Suatu institusi atau lembaga atau organisasi sudah tentu memiliki program pengembangan Sumber Daya Manusia (SDM), baik swasta maupun pemerintah. Di negara kita hampir semua departemen memiliki lembaga pengembangan SDM yang dikenal dengan Lembaga Pelatihan. Menurut Strauss dan Sayless ( 1984 ); Program pengembangan SDM dikenal dengan beberapa istilah, yakni : latihan (training), latihan industri (industrial training), pendidikan orang dewasa (adult education), dan pendidikan tenaga kerja (employee education). Dari beberapa istilah tersebut dapat disimpulkan bahwa pengembangan SDM menjadi tiga istilah, yakni :
(1)      Latihan;
(2)      Pendidikan; dan
(3)      Pengembangan.
Latihan digunakan apabila yang dipelajari berkaitan erat dengan pekerjaan yang ada sekarang. Tujuan latihan adalah peningkatan kinerja (produktivitas) sehubungan dengan pekerjaan yang ada pada saat sekarang (Nadler, 1982). Jadi pada prinsipnya bentuk kegiatan pengembangan SDM adalah belajar seperti yang dikemukakan Nadler bahwa kegiatan utama dalam pengembangan SDM adalah belajar.

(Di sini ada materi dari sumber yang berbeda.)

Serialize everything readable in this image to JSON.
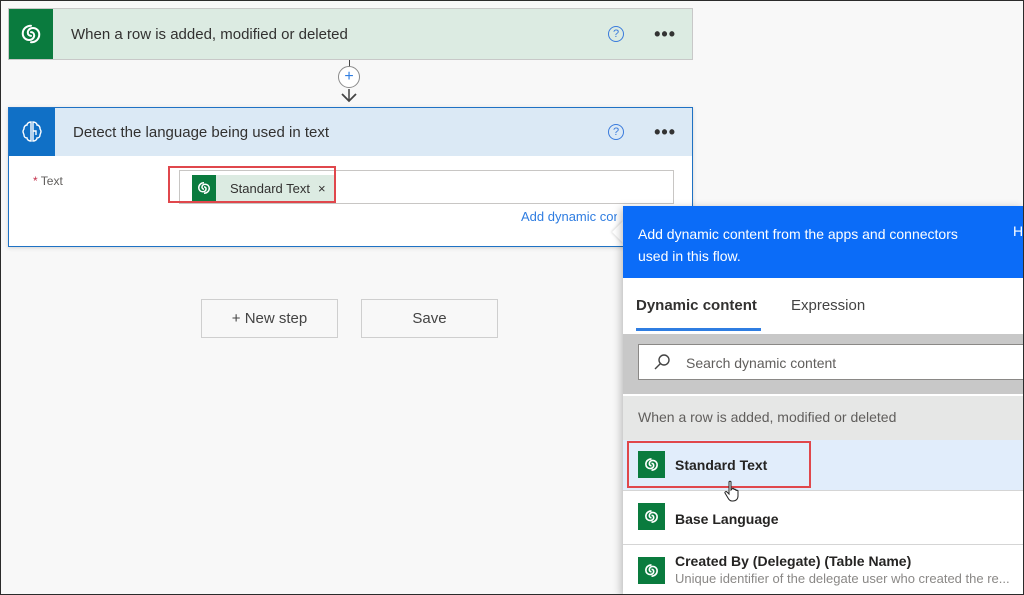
{
  "trigger": {
    "title": "When a row is added, modified or deleted",
    "icon": "dataverse-icon",
    "help_icon": "?",
    "more_icon": "•••",
    "color": "#0a7b3e"
  },
  "connector": {
    "add_icon": "+"
  },
  "action": {
    "title": "Detect the language being used in text",
    "icon": "ai-brain-icon",
    "help_icon": "?",
    "more_icon": "•••",
    "color": "#1070c6",
    "field": {
      "required_mark": "*",
      "label": "Text",
      "token_label": "Standard Text",
      "token_remove": "×"
    },
    "add_dynamic_link": "Add dynamic content"
  },
  "buttons": {
    "new_step": "+ New step",
    "save": "Save"
  },
  "dynamic_panel": {
    "description": "Add dynamic content from the apps and connectors used in this flow.",
    "hide_label": "Hide",
    "tabs": [
      {
        "label": "Dynamic content",
        "active": true
      },
      {
        "label": "Expression",
        "active": false
      }
    ],
    "search_placeholder": "Search dynamic content",
    "section_label": "When a row is added, modified or deleted",
    "items": [
      {
        "label": "Standard Text",
        "description": "",
        "highlighted": true
      },
      {
        "label": "Base Language",
        "description": ""
      },
      {
        "label": "Created By (Delegate) (Table Name)",
        "description": "Unique identifier of the delegate user who created the re..."
      }
    ],
    "accent": "#0b6cf8"
  }
}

              Masih menurut Manullang ( 2004); Perencanaan SDM dapat dibedakan menjadi dua bentuk, yaitu :
(1)      Perencanaan Program pelatihan, dan
(2)      Perencanaan Pembelajaran.
Dalam merencanakan program pelatihan Nadler (2002) mengembangkan satu model perancangan program pelatihan yang dimulai dengan kegiatan, yaitu ; analisa kebutuhan organisasi, spesifikasi kerja, identifikasi kebutuhan, penentuan tujuan, pengembangan kurikulum/materi, pemilihan strategi pembelajaran, pemilihan nara sumber, dan rancangan evaluasi akhir.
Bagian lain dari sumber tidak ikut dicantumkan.